CONTACT: Mark Shwartz, News Service: (650) 723-9296, firstname.lastname@example.org
COMMENT: Martha Coleman, Foundation Relations: (650) 725-5998, email@example.com
Sarah Billington, Civil and Environmental Engineering: (650) 723-4125, firstname.lastname@example.org
Alexandria Boehm, Civil and Environmental Engineering: (650) 724-9128, email@example.com
EDITORS: This release was written by science writing intern Jessica Ruvinsky.
Sarah Billington and Alexandria Boehm named Clare Boothe Luce Assistant Professors
Two new faculty members have been selected as Clare Boothe Luce Assistant Professors in the Department of Civil and Environmental Engineering. Sarah L. Billington and Alexandria B. Boehm, who joined the Stanford faculty during the current academic year, will share a $498,559, multi-year grant from the Clare Boothe Luce Program of the Henry Luce Foundation.
Based in New York City, the program is named for Clare Boothe Luce playwright, journalist, U.S. ambassador to Italy, the first woman elected to Congress from Connecticut and generally a trailblazer, who was married to publisher Henry Luce. The program encourages young women to achieve distinction in the fields of science, engineering and mathematics where traditionally there have been obstacles to their advancement.

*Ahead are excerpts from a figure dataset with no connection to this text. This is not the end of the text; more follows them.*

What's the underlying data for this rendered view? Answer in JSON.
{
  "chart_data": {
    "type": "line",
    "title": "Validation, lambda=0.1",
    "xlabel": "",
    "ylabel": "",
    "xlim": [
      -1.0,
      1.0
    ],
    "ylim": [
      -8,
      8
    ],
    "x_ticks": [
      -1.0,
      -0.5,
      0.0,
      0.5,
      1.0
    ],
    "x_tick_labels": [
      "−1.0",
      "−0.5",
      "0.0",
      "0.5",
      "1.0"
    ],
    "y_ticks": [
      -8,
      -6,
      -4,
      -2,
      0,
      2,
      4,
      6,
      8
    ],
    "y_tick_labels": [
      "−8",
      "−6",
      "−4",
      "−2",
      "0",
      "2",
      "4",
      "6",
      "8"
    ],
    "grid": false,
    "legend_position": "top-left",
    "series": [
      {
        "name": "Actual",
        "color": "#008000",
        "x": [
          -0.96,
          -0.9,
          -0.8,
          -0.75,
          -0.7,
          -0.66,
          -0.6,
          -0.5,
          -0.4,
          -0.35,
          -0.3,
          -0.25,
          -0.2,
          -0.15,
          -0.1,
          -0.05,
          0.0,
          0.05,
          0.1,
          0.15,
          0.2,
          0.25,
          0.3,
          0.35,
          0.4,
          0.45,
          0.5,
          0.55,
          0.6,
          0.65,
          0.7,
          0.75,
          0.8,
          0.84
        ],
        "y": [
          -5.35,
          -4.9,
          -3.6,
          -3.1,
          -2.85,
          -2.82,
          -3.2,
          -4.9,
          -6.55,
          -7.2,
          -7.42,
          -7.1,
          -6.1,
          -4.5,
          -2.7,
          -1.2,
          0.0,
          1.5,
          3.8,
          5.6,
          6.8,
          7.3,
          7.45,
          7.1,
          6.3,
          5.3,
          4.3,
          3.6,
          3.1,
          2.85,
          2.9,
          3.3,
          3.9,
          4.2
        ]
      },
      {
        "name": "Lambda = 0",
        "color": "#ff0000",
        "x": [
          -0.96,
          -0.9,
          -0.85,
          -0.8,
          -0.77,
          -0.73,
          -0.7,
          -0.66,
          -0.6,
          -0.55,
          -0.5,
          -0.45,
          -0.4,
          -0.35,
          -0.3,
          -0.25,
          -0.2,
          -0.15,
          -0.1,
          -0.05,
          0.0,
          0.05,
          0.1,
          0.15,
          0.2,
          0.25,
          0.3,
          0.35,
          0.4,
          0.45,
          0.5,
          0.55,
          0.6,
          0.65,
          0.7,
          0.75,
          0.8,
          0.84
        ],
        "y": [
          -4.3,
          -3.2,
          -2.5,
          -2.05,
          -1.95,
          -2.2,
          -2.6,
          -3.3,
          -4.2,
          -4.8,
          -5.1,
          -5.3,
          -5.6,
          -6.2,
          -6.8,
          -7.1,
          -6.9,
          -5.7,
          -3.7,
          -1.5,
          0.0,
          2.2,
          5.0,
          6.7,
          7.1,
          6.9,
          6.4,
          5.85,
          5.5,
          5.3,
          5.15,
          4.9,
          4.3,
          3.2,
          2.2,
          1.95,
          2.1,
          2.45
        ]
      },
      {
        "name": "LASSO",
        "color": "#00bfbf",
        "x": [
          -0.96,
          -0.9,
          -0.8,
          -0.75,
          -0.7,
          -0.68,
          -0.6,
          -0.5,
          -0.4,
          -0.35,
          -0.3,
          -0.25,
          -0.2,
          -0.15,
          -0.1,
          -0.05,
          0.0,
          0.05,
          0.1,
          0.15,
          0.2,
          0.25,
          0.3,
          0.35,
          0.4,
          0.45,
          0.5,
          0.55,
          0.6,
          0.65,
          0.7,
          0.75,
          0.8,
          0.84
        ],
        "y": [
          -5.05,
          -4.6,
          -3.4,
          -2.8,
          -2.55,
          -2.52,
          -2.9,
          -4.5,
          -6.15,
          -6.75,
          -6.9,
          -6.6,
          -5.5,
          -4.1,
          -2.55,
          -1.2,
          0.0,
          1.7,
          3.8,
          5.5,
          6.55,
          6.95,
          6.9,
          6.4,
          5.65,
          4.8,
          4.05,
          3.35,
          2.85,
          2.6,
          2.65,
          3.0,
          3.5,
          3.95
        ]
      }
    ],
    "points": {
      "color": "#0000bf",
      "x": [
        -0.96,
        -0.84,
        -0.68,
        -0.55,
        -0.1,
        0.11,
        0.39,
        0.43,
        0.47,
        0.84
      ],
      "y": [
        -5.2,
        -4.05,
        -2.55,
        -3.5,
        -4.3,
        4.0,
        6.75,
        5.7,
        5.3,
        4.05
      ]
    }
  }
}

Billington, the Clare Boothe Luce Assistant Professor of Structural Engineering, came to Stanford from Cornell University, where she had been an assistant professor for five years. The recipient of several engineering awards, she focuses her research on the use of advanced materials for making buildings and bridges more earthquake resistant.
"Concrete is brittle, like chalk when you break it. Adding certain fibers to the concrete in the right way makes it hold together better," Billington said. "The fibers bridge the cracks that form, so you get many tiny cracks instead of one large one." This fiber-reinforced concrete is several hundred times more ductile than traditional concrete and may prove useful in keeping earthquake-damaged buildings standing and functional so that their elevators, sprinklers and electrical systems continue to work.
Billington hopes to begin collaborating with other Stanford colleagues to develop wireless sensors that will indicate whether a building is safe to enter after an earthquake and pinpoint where damage has occurred. She also is interested in engineering sustainable infrastructure that has minimal environmental impact including using recycled materials and energy-efficient construction practices.
Boehm is the Clare Boothe Luce Assistant Professor of Environmental Engineering. She arrived at Stanford from the University of California-Irvine, where she had been a faculty fellow for two years and received an award for outstanding undergraduate teaching.
Boehm's research brings her to the beach, where she studies coastal water quality and the processes that affect it. "What happens to viruses and bacteria when they are released into the environment?" she asked. "For how long can they harm humans?"
At Stanford, Boehm is continuing research she started at UC-Irvine to understand how people come into contact with pollution at the beach. She is particularly interested in analyzing how urban runoff and sewage move through the ocean, and how viral and bacterial contamination change throughout the day and month. She also researches the economics and politics of coastal water quality, and recently coauthored a study on controversial beach closings in Southern California.
Jessica Ruvinsky is a science writing intern at Stanford News Service.